Question

An automotive fuel cell consumes fuel at a rate of 28m3/h and delivers 80kW of power to the wheels. If the hydrogen fuel has a heating value of 141,790 kJ/kg and a density of 0.0899 kg/m3, determine the efficiency of this fuel cell.

Answer 1

Answer:

The efficiency of this fuel cell is 80.69 percent.

Explanation:

From Physics we define the efficiency of the automotive fuel cell ($\eta$), dimensionless, as:

$\eta = \frac{\dot W_{out}}{\dot W_{in}}$ (Eq. 1)

Where:

$\dot W_{in}$ - Maximum power possible from hydrogen flow, measured in kilowatts.

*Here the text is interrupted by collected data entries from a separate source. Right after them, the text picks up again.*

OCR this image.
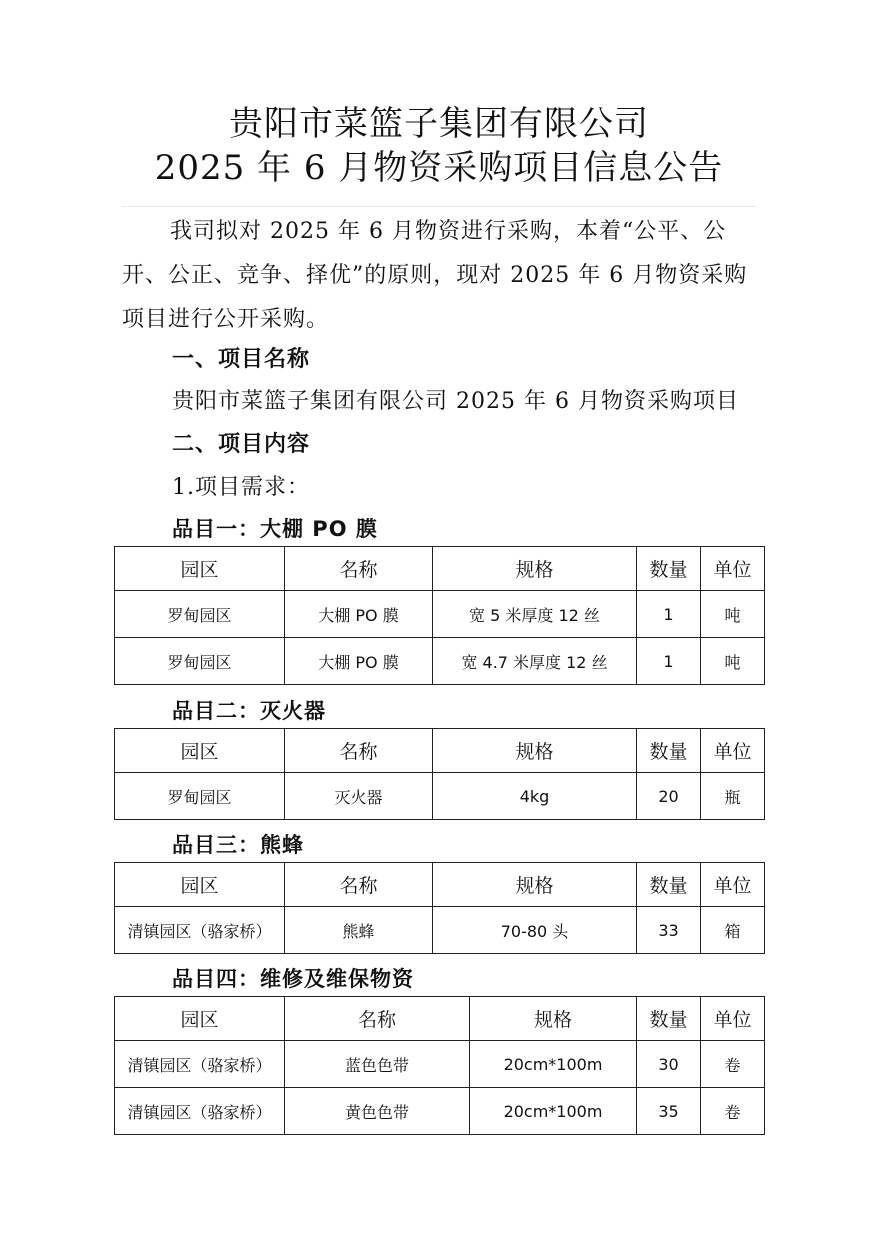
贵阳市菜篮子集团有限公司
2025 年 6 月物资采购项目信息公告
我司拟对 2025 年 6 月物资进行采购，本着“公平、公开、公正、竞争、择优”的原则，现对 2025 年 6 月物资采购项目进行公开采购。
一、项目名称
贵阳市菜篮子集团有限公司 2025 年 6 月物资采购项目
二、项目内容
1.项目需求：
品目一：大棚 PO 膜
园区	名称	规格	数量	单位
罗甸园区	大棚 PO 膜	宽 5 米厚度 12 丝	1	吨
罗甸园区	大棚 PO 膜	宽 4.7 米厚度 12 丝	1	吨
品目二：灭火器
园区	名称	规格	数量	单位
罗甸园区	灭火器	4kg	20	瓶
品目三：熊蜂
园区	名称	规格	数量	单位
清镇园区（骆家桥）	熊蜂	70-80 头	33	箱
品目四：维修及维保物资
园区	名称	规格	数量	单位
清镇园区（骆家桥）	蓝色色带	20cm*100m	30	卷
清镇园区（骆家桥）	黄色色带	20cm*100m	35	卷
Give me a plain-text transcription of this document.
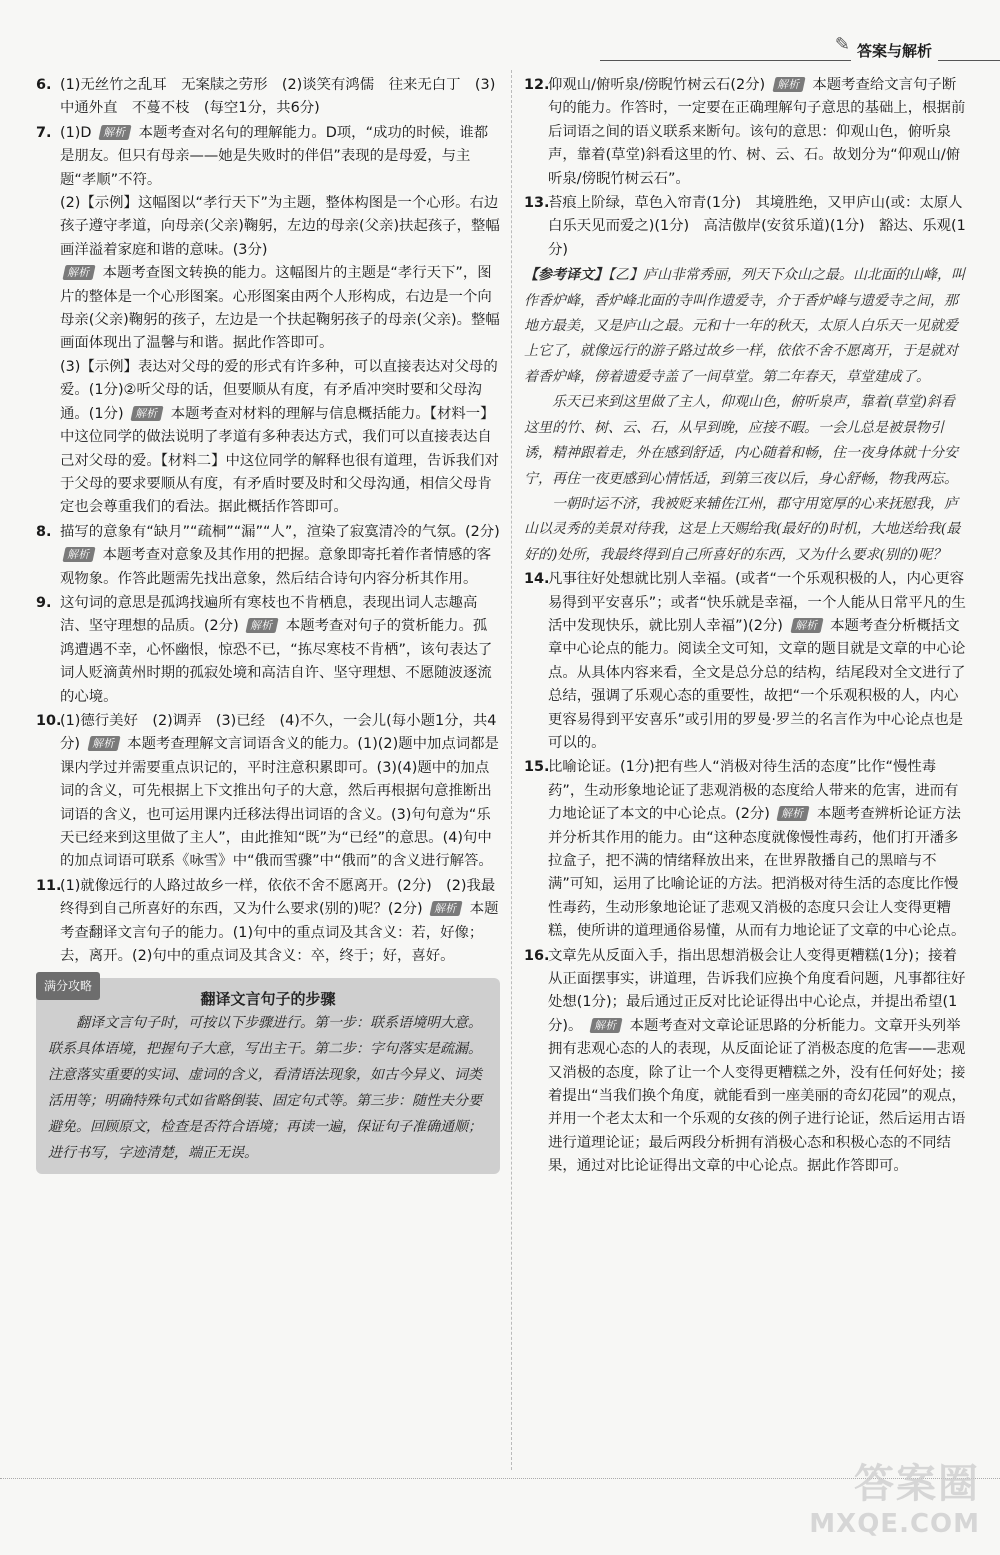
✎ 答案与解析
6. (1)无丝竹之乱耳　无案牍之劳形　(2)谈笑有鸿儒　往来无白丁　(3)中通外直　不蔓不枝　(每空1分，共6分)

7. (1)D 解析 本题考查对名句的理解能力。D项，“成功的时候，谁都是朋友。但只有母亲——她是失败时的伴侣”表现的是母爱，与主题“孝顺”不符。

(2)【示例】这幅图以“孝行天下”为主题，整体构图是一个心形。右边孩子遵守孝道，向母亲(父亲)鞠躬，左边的母亲(父亲)扶起孩子，整幅画洋溢着家庭和谐的意味。(3分)

解析 本题考查图文转换的能力。这幅图片的主题是“孝行天下”，图片的整体是一个心形图案。心形图案由两个人形构成，右边是一个向母亲(父亲)鞠躬的孩子，左边是一个扶起鞠躬孩子的母亲(父亲)。整幅画面体现出了温馨与和谐。据此作答即可。

(3)【示例】表达对父母的爱的形式有许多种，可以直接表达对父母的爱。(1分)②听父母的话，但要顺从有度，有矛盾冲突时要和父母沟通。(1分) 解析 本题考查对材料的理解与信息概括能力。【材料一】中这位同学的做法说明了孝道有多种表达方式，我们可以直接表达自己对父母的爱。【材料二】中这位同学的解释也很有道理，告诉我们对于父母的要求要顺从有度，有矛盾时要及时和父母沟通，相信父母肯定也会尊重我们的看法。据此概括作答即可。

8. 描写的意象有“缺月”“疏桐”“漏”“人”，渲染了寂寞清冷的气氛。(2分) 解析 本题考查对意象及其作用的把握。意象即寄托着作者情感的客观物象。作答此题需先找出意象，然后结合诗句内容分析其作用。

9. 这句词的意思是孤鸿找遍所有寒枝也不肯栖息，表现出词人志趣高洁、坚守理想的品质。(2分) 解析 本题考查对句子的赏析能力。孤鸿遭遇不幸，心怀幽恨，惊恐不已，“拣尽寒枝不肯栖”，该句表达了词人贬滴黄州时期的孤寂处境和高洁自许、坚守理想、不愿随波逐流的心境。

10.

(1)德行美好　(2)调弄　(3)已经　(4)不久，一会儿(每小题1分，共4分) 解析 本题考查理解文言词语含义的能力。(1)(2)题中加点词都是课内学过并需要重点识记的，平时注意积累即可。(3)(4)题中的加点词的含义，可先根据上下文推出句子的大意，然后再根据句意推断出词语的含义，也可运用课内迁移法得出词语的含义。(3)句句意为“乐天已经来到这里做了主人”，由此推知“既”为“已经”的意思。(4)句中的加点词语可联系《咏雪》中“俄而雪骤”中“俄而”的含义进行解答。

11.

(1)就像远行的人路过故乡一样，依依不舍不愿离开。(2分)　(2)我最终得到自己所喜好的东西，又为什么要求(别的)呢？(2分) 解析 本题考查翻译文言句子的能力。(1)句中的重点词及其含义：若，好像；去，离开。(2)句中的重点词及其含义：卒，终于；好，喜好。

满分攻略
翻译文言句子的步骤

翻译文言句子时，可按以下步骤进行。第一步：联系语境明大意。联系具体语境，把握句子大意，写出主干。第二步：字句落实是疏漏。注意落实重要的实词、虚词的含义，看清语法现象，如古今异义、词类活用等；明确特殊句式如省略倒装、固定句式等。第三步：随性夫分要避免。回顾原文，检查是否符合语境；再读一遍，保证句子准确通顺；进行书写，字迹清楚，端正无误。

12.

仰观山/俯听泉/傍睨竹树云石(2分) 解析 本题考查给文言句子断句的能力。作答时，一定要在正确理解句子意思的基础上，根据前后词语之间的语义联系来断句。该句的意思：仰观山色，俯听泉声，靠着(草堂)斜看这里的竹、树、云、石。故划分为“仰观山/俯听泉/傍睨竹树云石”。

13.

苔痕上阶绿，草色入帘青(1分)　其境胜绝，又甲庐山(或：太原人白乐天见而爱之)(1分)　高洁傲岸(安贫乐道)(1分)　豁达、乐观(1分)

【参考译文】【乙】庐山非常秀丽，列天下众山之最。山北面的山峰，叫作香炉峰，香炉峰北面的寺叫作遗爱寺，介于香炉峰与遗爱寺之间，那地方最美，又是庐山之最。元和十一年的秋天，太原人白乐天一见就爱上它了，就像远行的游子路过故乡一样，依依不舍不愿离开，于是就对着香炉峰，傍着遗爱寺盖了一间草堂。第二年春天，草堂建成了。

乐天已来到这里做了主人，仰观山色，俯听泉声，靠着(草堂)斜看这里的竹、树、云、石，从早到晚，应接不暇。一会儿总是被景物引诱，精神跟着走，外在感到舒适，内心随着和畅，住一夜身体就十分安宁，再住一夜更感到心情恬适，到第三夜以后，身心舒畅，物我两忘。

一朝时运不济，我被贬来辅佐江州，郡守用宽厚的心来抚慰我，庐山以灵秀的美景对待我，这是上天赐给我(最好的)时机，大地送给我(最好的)处所，我最终得到自己所喜好的东西，又为什么要求(别的)呢？

14.

凡事往好处想就比别人幸福。(或者“一个乐观积极的人，内心更容易得到平安喜乐”；或者“快乐就是幸福，一个人能从日常平凡的生活中发现快乐，就比别人幸福”)(2分) 解析 本题考查分析概括文章中心论点的能力。阅读全文可知，文章的题目就是文章的中心论点。从具体内容来看，全文是总分总的结构，结尾段对全文进行了总结，强调了乐观心态的重要性，故把“一个乐观积极的人，内心更容易得到平安喜乐”或引用的罗曼·罗兰的名言作为中心论点也是可以的。

15.

比喻论证。(1分)把有些人“消极对待生活的态度”比作“慢性毒药”，生动形象地论证了悲观消极的态度给人带来的危害，进而有力地论证了本文的中心论点。(2分) 解析 本题考查辨析论证方法并分析其作用的能力。由“这种态度就像慢性毒药，他们打开潘多拉盒子，把不满的情绪释放出来，在世界散播自己的黑暗与不满”可知，运用了比喻论证的方法。把消极对待生活的态度比作慢性毒药，生动形象地论证了悲观又消极的态度只会让人变得更糟糕，使所讲的道理通俗易懂，从而有力地论证了文章的中心论点。

16.

文章先从反面入手，指出思想消极会让人变得更糟糕(1分)；接着从正面摆事实，讲道理，告诉我们应换个角度看问题，凡事都往好处想(1分)；最后通过正反对比论证得出中心论点，并提出希望(1分)。 解析 本题考查对文章论证思路的分析能力。文章开头列举拥有悲观心态的人的表现，从反面论证了消极态度的危害——悲观又消极的态度，除了让一个人变得更糟糕之外，没有任何好处；接着提出“当我们换个角度，就能看到一座美丽的奇幻花园”的观点，并用一个老太太和一个乐观的女孩的例子进行论证，然后运用古语进行道理论证；最后两段分析拥有消极心态和积极心态的不同结果，通过对比论证得出文章的中心论点。据此作答即可。

答案圈
MXQE.COM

$\dot W_{out}$ - Output power of the automotive fuel cell, measured in kilowatts.

The maximum power possible from hydrogen flow is:

$\dot W_{in} = \dot V\cdot \rho \cdot L_{c}$ (Eq. 2)

Where:

$\dot V$ - Volume flow rate, measured in cubic meters per second.

$\rho$ - Density of hydrogen, measured in kilograms per cubic meter.

$L_{c}$ - Heating value of hydrogen, measured in kilojoules per kilogram.

If we know that $\dot V = \frac{28}{3600}\,\frac{m^{3}}{s}$, $\rho = 0.0899\,\frac{kg}{m^{3}}$, $L_{c} = 141790\,\frac{kJ}{kg}$ and $\dot W_{out} = 80\,kW$, then the efficiency of this fuel cell is:

(Eq. 1)

$\dot W_{in} = \left(\frac{28}{3600}\,\frac{m^{3}}{s}\right)\cdot \left(0.0899\,\frac{kg}{m^{3}} \right)\cdot \left(141790\,\frac{kJ}{kg} \right)$

$\dot W_{in} = 99.143\,kW$

(Eq. 2)

$\eta = \frac{80\,kW}{99.143\,kW}$

$\eta = 0.807$

The efficiency of this fuel cell is 80.69 percent.